Jeanne Ris semble avoir accompagné son mari Antoine Boujol, musicien à l’Etat-Major de son régiment, dans ses garnisons successives. En effet, leurs enfants connus sont tous nés dans des lieux différents qui correspondent à diverses affectations de son régiment (1) :

     √ Jean- Baptiste, à Chalampé (Haut-Rhin actuel) en 1795
    √  Jean-Philippe, à Niort en 1799 
     √ Catherine, à Saint-Martin de Ré (aujourd’hui en Charente Maritime) en 1802
     √ Eugénie, à Bourg-en-Bresse en 1803, décédée à l’âge de quelques semaines
     √ Antoine Pierre Denis, à Genève en 1804
     √ Philippe Antoine (ancêtre direct de la branche suisse), à Alexandrie (Piémont actuel) en 1810

Nous ne savons pas si Jeanne avait une fonction officielle (cantinière…).

L’article qui suit apporte un éclairage sur les femmes qui suivaient l’armée sous l’Empire, situation qui devait déjà exister sous l’Ancien Régime.

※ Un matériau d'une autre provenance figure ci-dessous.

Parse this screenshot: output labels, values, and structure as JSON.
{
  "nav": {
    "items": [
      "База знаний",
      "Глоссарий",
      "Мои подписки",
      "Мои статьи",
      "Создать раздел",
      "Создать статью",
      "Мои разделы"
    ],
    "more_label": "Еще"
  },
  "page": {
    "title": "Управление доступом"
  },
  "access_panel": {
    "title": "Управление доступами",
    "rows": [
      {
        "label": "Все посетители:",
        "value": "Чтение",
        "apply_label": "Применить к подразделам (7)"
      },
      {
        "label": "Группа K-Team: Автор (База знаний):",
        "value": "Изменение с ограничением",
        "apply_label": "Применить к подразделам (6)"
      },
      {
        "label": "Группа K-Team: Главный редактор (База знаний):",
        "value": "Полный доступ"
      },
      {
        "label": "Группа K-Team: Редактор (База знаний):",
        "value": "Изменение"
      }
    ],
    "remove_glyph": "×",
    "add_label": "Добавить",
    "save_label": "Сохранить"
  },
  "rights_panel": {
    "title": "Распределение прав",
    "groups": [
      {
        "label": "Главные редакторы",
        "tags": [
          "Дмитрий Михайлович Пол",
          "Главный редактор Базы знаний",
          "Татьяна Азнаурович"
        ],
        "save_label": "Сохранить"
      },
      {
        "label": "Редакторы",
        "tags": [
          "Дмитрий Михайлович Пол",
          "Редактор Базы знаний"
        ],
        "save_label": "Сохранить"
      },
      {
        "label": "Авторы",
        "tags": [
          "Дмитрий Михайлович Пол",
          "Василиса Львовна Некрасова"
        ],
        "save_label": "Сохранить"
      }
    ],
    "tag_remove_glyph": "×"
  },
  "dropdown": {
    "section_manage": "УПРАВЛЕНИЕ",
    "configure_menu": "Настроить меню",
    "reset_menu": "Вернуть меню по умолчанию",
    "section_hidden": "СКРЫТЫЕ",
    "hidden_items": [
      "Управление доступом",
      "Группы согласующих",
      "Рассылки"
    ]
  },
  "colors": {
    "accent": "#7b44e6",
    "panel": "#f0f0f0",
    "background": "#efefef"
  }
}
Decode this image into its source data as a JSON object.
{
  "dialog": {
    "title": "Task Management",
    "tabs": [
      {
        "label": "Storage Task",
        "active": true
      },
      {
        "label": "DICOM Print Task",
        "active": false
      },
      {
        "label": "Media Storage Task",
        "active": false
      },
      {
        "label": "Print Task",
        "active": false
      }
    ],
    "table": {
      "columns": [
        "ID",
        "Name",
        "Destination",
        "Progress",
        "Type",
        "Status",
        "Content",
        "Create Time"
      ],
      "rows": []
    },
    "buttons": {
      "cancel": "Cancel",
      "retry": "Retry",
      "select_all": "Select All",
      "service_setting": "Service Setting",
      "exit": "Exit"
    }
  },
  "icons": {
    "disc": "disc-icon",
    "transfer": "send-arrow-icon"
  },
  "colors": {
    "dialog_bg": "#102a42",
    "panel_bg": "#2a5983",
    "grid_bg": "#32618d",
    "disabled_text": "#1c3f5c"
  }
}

Dans le sillage des armées napoléoniennes se trouvent de nombreuses femmes. Nous nous intéresserons à celles qui sont là de manière officielle, les blanchisseuses, les vivandières et les cantinières ou qui suivent un mari militaire.

Les vivandières s’occupent de la nourriture qu’elles ont le droit de vendre, ainsi que des objets de première nécessité (papier à lettres, lacets, boutons, eau-de-vie, vinaigre…). Elles reçoivent une « Patente de Vivandière » qui comprend leur signalement et la liste d’animaux et véhicules en leur possession (en général, un cheval). Ces femmes doivent être des citoyennes de bonnes manières, mariées à des soldats ou sous-officiers en activité de service et « dont la conduite et les mœurs sont des plus régulières ». Elles arborent, en guise de badge, un tonnelet qui, autant que faire se peut, contient de l’eau-de-vie comme « remontant ». Pour servir, plusieurs gobelets, qu’elles essuient avec leur tablier entre deux clients.

La cantinière est l’épouse du cantinier, marchand de comestibles. Tous deux suivent l’armée s’établissant au besoin dans les places principales.

Les blanchisseuses s’occupent du nettoyage des chemises, caleçons, mouchoirs, guêtres des soldats. Il y en a deux par bataillon, une par escadron.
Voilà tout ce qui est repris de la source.